The equilibrium position with $M_1$ only is different from that when we have $M_1+M_2$. Even if we have oscillations around this new equilibrium position, we are never really returning to the initial state, where $M_2$ was also on the top.
Then the claim that the system would perform oscillations is based on a few assumptions that do not hold, if we analyze the physics of the processes more carefully (the list is not comprehensive):
- The force is not proportional to displacement, but rather to the inverse of it: $$PV=nkT\Rightarrow F\propto P \propto \frac{1}{V}\propto \frac{1}{l}$$
- Secondly, there will be energy transfer from the piston to the gas, which may serve as damping
Update
Isentropic description
To pinpoint the flaw in the argument presented in the Q., I will try to formulate it mathematically. If the expansion of the gas is adiabatic and isentropic, the pressure and volume are related via the Laplace law (not sure it is called this way in English though):
$$
PV^\gamma=\text{const}
$$
For convenience, let us measure the position from the bottom of the container, so that the volume is given by $V=Ax$, where $A$ is the cross-sectional area. Then, the force on the container due to the gas is
$$
F_P=PA=\frac{P_0V_0^\gamma}{V^\gamma}A=P_0A\left(\frac{x_0}{x}\right)^\gamma,
$$
and the Newton's second law for the piston is
$$
M_1\ddot{x}(t)=P_0A\left(\frac{x_0}{x}\right)^\gamma-M_1g=-\frac{dU(x)}{dx},
$$
where the potential energy is:
$$
U(x)=M_1 gx +\frac{P_0Ax_0^\gamma}{(\gamma-1)x^{\gamma -1}}.
$$
Since the motion can be described by a potential energy, which has a Unique minimum and goes to infinity for $x\rightarrow 0,+\infty$, we expect oscillations to occur (although non-linear ones), after a period of oscillations, the piston should return to its initial position $x_0$. The equilibrium position for these oscillations (zero net force) is
$$
x_{eq}=x_0\left(\frac{P_0A}{M_1 g}\right)^{\frac{1}{\gamma}}.
$$
Adiabatic $\neq$ isentropic
The invalid assumption here is that the adiabatic expansion is necessarily isentropic, which is not the case (i.e., the Laplace law does not apply.) Indeed, as the piston moves upwards, there are molecules that are moving faster than the piston, and transfer energy to it, and molecules that are moving slower and never catch it. This creates a thermodynamic disequilibrium, which means that gas should equilibrate, thus increasing its entropy. The faster the piston moves, the bigger is the violation of isentropic condition. On the other hand, the slower it moves, the less is the entropy increase, and the process becomes fully isentropic when the motion is infinitely slow... which however contradicts to our assumption that the piston returns to its initial position after a finite oscillation period.

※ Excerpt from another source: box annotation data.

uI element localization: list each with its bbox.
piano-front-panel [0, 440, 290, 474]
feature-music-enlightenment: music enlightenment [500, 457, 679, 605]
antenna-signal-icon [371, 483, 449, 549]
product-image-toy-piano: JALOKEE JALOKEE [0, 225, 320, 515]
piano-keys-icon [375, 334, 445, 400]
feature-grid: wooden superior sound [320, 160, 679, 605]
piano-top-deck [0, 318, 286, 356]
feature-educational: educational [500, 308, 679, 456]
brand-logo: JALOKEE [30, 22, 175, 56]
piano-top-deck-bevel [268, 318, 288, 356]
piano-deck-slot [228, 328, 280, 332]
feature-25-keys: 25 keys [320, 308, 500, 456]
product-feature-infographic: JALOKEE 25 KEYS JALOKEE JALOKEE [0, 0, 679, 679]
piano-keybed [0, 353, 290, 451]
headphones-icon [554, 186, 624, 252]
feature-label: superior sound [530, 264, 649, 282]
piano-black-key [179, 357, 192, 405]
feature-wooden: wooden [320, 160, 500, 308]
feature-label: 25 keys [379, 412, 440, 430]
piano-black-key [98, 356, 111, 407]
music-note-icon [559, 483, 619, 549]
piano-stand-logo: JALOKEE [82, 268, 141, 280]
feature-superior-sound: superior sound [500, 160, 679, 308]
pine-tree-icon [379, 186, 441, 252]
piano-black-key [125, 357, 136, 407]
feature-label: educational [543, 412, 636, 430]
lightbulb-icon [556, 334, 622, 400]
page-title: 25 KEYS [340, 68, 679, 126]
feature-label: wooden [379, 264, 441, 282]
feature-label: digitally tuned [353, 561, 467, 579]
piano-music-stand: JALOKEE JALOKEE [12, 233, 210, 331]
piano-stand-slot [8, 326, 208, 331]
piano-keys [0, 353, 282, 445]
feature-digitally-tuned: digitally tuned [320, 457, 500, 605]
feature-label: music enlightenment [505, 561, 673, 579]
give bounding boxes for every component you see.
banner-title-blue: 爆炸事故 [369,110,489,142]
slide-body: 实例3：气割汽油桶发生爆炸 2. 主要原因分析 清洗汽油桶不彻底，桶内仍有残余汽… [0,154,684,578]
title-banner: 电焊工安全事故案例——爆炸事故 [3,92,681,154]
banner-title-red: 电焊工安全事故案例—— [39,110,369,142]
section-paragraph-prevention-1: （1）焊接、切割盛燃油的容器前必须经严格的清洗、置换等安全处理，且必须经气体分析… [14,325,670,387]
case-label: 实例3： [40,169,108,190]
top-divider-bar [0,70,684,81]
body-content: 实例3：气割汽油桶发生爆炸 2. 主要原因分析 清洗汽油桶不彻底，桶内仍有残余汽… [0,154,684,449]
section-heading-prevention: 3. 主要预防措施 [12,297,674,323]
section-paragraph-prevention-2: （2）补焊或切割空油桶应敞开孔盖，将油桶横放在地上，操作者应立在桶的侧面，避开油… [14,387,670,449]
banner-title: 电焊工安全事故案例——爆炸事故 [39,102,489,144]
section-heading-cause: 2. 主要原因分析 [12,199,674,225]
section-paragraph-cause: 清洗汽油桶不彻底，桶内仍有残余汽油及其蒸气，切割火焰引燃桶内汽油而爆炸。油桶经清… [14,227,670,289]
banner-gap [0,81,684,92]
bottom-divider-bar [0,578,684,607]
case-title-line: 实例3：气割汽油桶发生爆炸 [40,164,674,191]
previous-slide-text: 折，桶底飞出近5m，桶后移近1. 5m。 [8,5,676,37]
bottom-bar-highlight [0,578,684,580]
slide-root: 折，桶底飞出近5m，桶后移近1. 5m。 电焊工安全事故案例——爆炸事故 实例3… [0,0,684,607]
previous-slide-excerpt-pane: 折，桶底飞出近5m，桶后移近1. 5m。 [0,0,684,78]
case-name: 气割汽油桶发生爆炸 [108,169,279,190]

However, provided that the maximum velocity of piston is not very big, the increase of entropy after one oscillations may not be very significant, and many oscillations might happen before the piston stops moving.
Finally, we can find the position at which the piston finally stops. From the force balance we have in the beginning
$$
P_0A=(M_1+M_2)g\Longleftrightarrow P_0V_0=(M_1+M_2)gx_0=nRT_0,
$$
and in the end
$$
P_1A=M_1g\Longleftrightarrow P_1V_1=M_1gx_1=nRT_1,
$$
so that
$$
nR(T_1-T_0)=M_1gx_1 - (M_1+M_2)gx_0.
$$
On the other hand, the energy conservation gives us
$$
\frac{f}{2}nRT_0 + M_1 gx_0=\frac{f}{2}nRT_1+M_1gx_1\Longleftrightarrow nR(T_1-T_0)=\frac{2}{f}M_1(x_0-x_1)
$$
We thus have
$$
\frac{2}{f}M_1(x_0-x_1)=M_1gx_1 - (M_1+M_2)gx_0\Rightarrow\\
x_1=x_0\left(1+\frac{M_2}{M_1\gamma}\right)
$$
($\gamma=(f+2)/f$.)
Comparing this with our earlier expression
$$
x_{eq}=x_0\left(\frac{P_0A}{M_1 g}\right)^{\frac{1}{\gamma}}=
x_0\left(\frac{M_1+M_2}{M_1}\right)^{\frac{1}{\gamma}}\approx
x_0\left(1+\frac{M_2}{M_1\gamma}\right),
$$
where the last equality assumes $M_2\ll M_1$.